Europäische Konkurrenten
Nun mag man als Lösung vorschlagen, dass Dienste wie von Google oder Facebook dann eben national oder europaweit geschaffen werden sollten. Denn hier wäre es einfacher, die Standards des Datenschutzrechts und die Arbeit der nationalen Geheimdienste zu kontrollieren. Ein europäisches soziales Netzwerk also. Die tatsächliche Durchführbarkeit solcher Vorschläge beiseite gelassen, sollte die Furcht vor fremdstaatlicher Überwachung und der Glaube, dass Europa nationalstaatlich für bessere Vorgaben seiner Geheimdienste sorgen kann, jedoch nicht mittelbar dazu führen, den Innovationsdrang in Europa künstlich abzubremsen. Möchte man sich jedoch vor dem Zugriff, etwa der NSA, schützen, so dürfte nach derzeitiger amerikanischer Rechtslage eine europäische Cloud oder eine europäische Suchmaschine keinerlei Verbindung zu den USA aufweisen. Nur dann fänden die amerikanischen Gesetze keine Anwendung. Keine Tochtergesellschaft, kein Angebot der eigenen Technologie auf dem fremden Markt. Europäische Innovation, die von Geburt an niemals zum Exportgut werden kann. Wir leben nicht in Nordkorea.

Internationale Verhandlungen
Dass Verhandlungen über solche, national umzusetzenden Leitlinien kein Selbstläufer sind, dürfte auch klar sein. Jeder Staat ist um seine eigene, nationale Sicherheit besorgt und wird versuchen alles dafür zu tun, hier so ungehindert wie möglich agieren können. Und natürlich könnten die Bürger in Deutschland auch versuchen, ihre Politiker davon zu überzeugen, strengere nationale Regelungen zu schaffen und damit eventuell auch durchdringen. Jedoch erscheint der Nutzen, der sich aus dem Erfolg von globalen Verhandlungen und am Ende zum Beispiel von vereinbarten Abkommen ergibt, für alle mehr wert zu sein, als die Territorialisierung der Dienste im Internet und die Zersplitterung nationaler Standards voran zu treiben.

Die Lobby der Unternehmen
Ebenso wie jeder Staat auf seine nationale Sicherheit bedacht ist, so ist er auch auf Wachstum und Wohlstand angewiesen.
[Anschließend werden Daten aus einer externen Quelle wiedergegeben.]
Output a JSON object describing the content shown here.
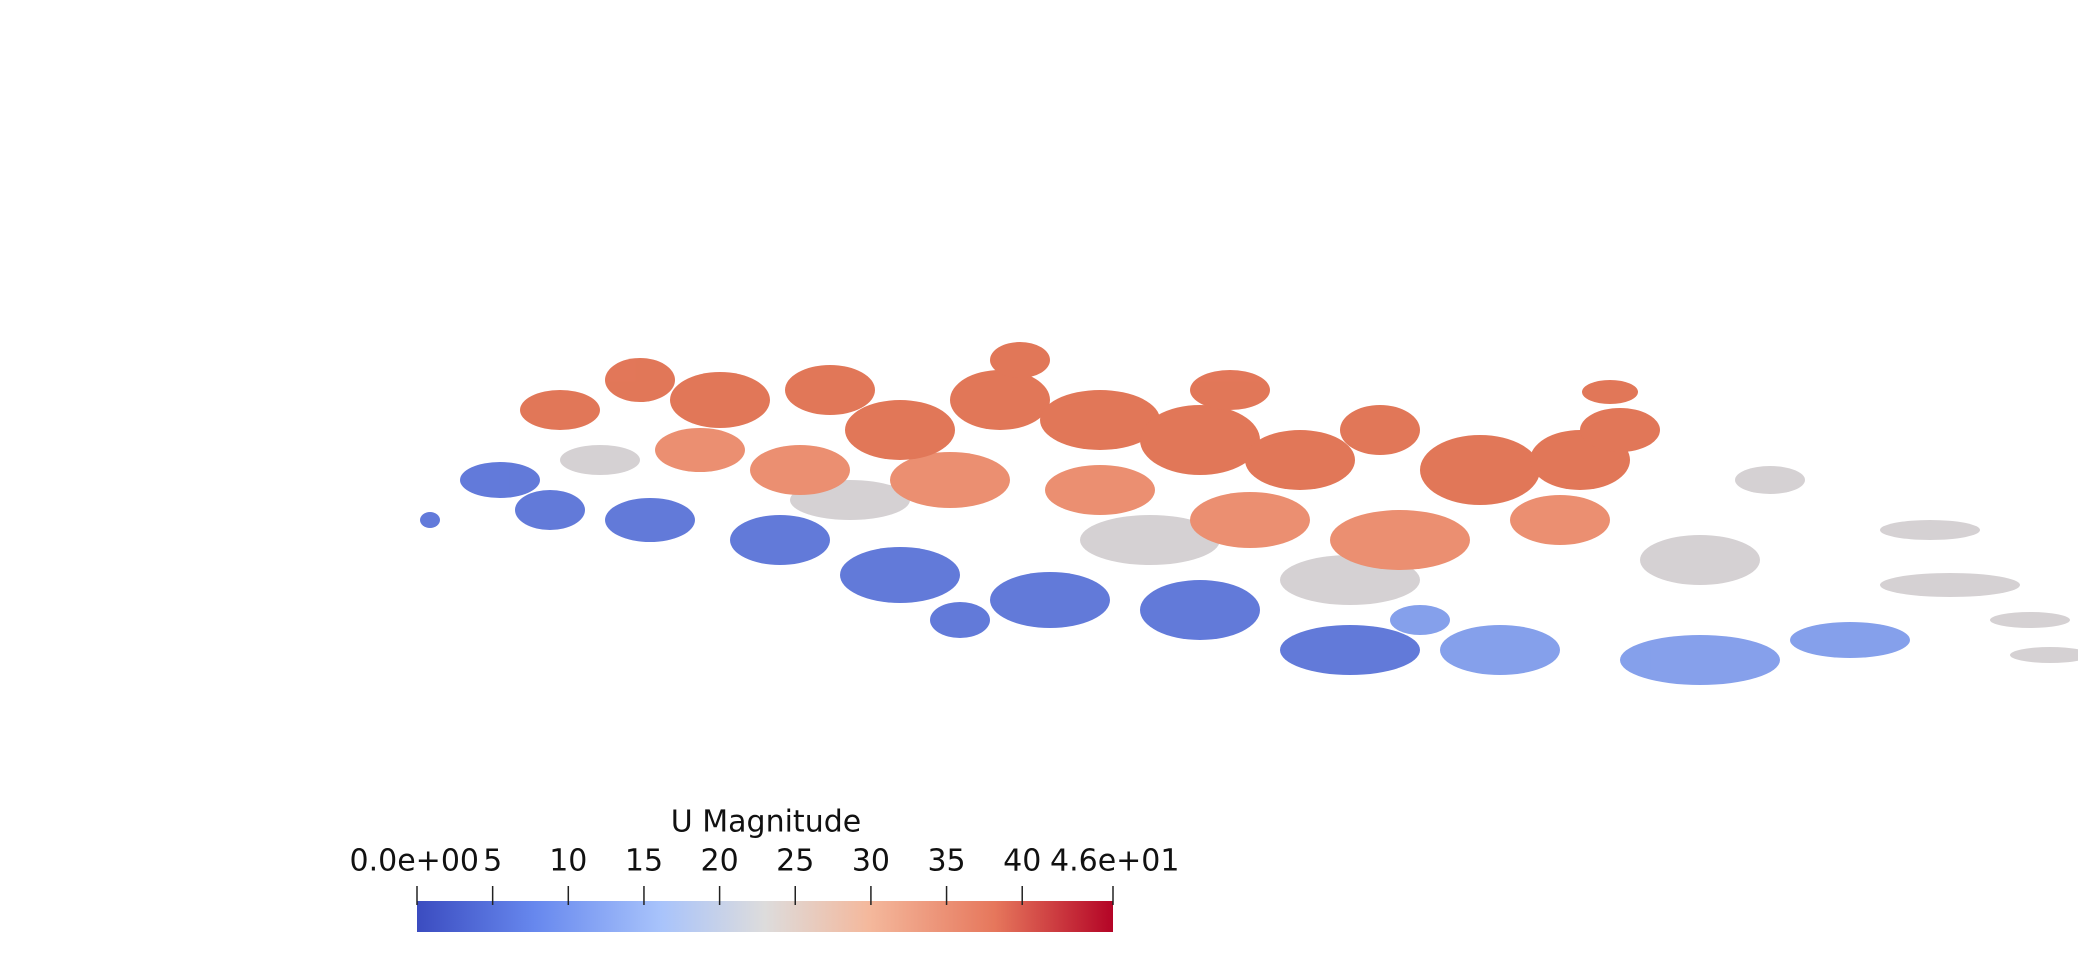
{
  "colorbar": {
    "title": "U Magnitude",
    "range": [
      0,
      46
    ],
    "ticks": [
      {
        "value": 0,
        "label": "0.0e+00"
      },
      5,
      10,
      15,
      20,
      25,
      30,
      35,
      40,
      {
        "value": 46,
        "label": "4.6e+01"
      }
    ]
  }
}
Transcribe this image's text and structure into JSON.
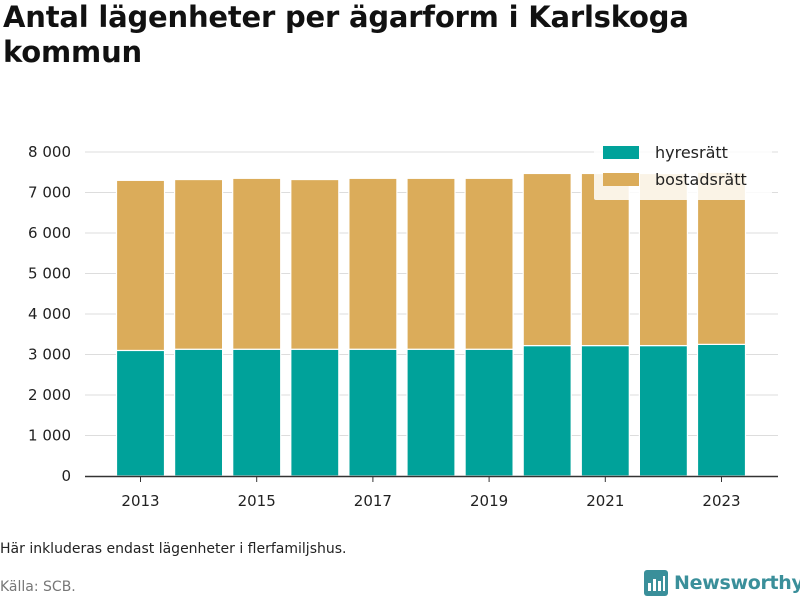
{
  "title": "Antal lägenheter per ägarform i Karlskoga kommun",
  "note": "Här inkluderas endast lägenheter i flerfamiljshus.",
  "source": "Källa: SCB.",
  "brand": "Newsworthy",
  "colors": {
    "hyresratt": "#00a29a",
    "bostadsratt": "#dbac5a",
    "grid": "#dddddd",
    "axis": "#333333",
    "brand": "#3a8f9a"
  },
  "chart_data": {
    "type": "bar",
    "stacked": true,
    "x": [
      2013,
      2014,
      2015,
      2016,
      2017,
      2018,
      2019,
      2020,
      2021,
      2022,
      2023
    ],
    "x_tick_labels": [
      "2013",
      "2015",
      "2017",
      "2019",
      "2021",
      "2023"
    ],
    "y_ticks": [
      0,
      1000,
      2000,
      3000,
      4000,
      5000,
      6000,
      7000,
      8000
    ],
    "y_tick_labels": [
      "0",
      "1 000",
      "2 000",
      "3 000",
      "4 000",
      "5 000",
      "6 000",
      "7 000",
      "8 000"
    ],
    "ylim": [
      0,
      8000
    ],
    "grid": true,
    "legend_position": "top-right",
    "series": [
      {
        "name": "hyresrätt",
        "color": "#00a29a",
        "values": [
          3100,
          3130,
          3130,
          3130,
          3130,
          3130,
          3130,
          3220,
          3220,
          3220,
          3250
        ]
      },
      {
        "name": "bostadsrätt",
        "color": "#dbac5a",
        "values": [
          4200,
          4190,
          4220,
          4190,
          4220,
          4220,
          4220,
          4250,
          4250,
          4250,
          4250
        ]
      }
    ]
  }
}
Dieser wird sich aber vor allem mit dem Anreiz für weltweit agierende Wirtschaftsunternehmen erreichen lassen, dass sie aufgrund einheitlicher Regeln, sei es im Datenschutz oder in den Rechtsgrundlagen für eine Zusammenarbeit mit staatlichen Stellen, global rechtmäßig agieren können. Diesbezüglich stellen internationale Konzerne sogar einen Motor für die erfolgreiche Angleichung der nationalen Standards dar. Denn erkennen sie, dass Nutzer ihre Dienste aufgrund von ausbleibender oder fehlender Transparenz und Aufklärung meiden, so werden sie ihren, teils gewichtigen Einfluss bei Regierungen geltend machen, um für eine Angleichung der rechtlichen Grundlagen und damit eine Akzeptanz bei den Kunden zu sorgen. Lobbying, im Sinne der Bürger.

Ausblick
Das Internet vereint die Staaten und Bürger dieser Welt. Es ist die technische Errungenschaft der letzten Jahrzehnte, aus der viele weitere Innovationen gefolgt sind und folgen werden. Informationen fließen weltweit und bilden die Grundlage unserer derzeitigen Gesellschaft und Wirtschaft, was natürlich auch private oder staatliche Begehrlichkeiten weckt. Wir dürfen und sollten für hohe Datenschutzstandards bei uns eintreten, gleichzeitig jedoch nicht versuchen, nationale Inseln des vermeintlichen Glücks in einer digitalen Welt zu schaffen, in der wir erfolgreich der Teil eines großen Ganzen sein können.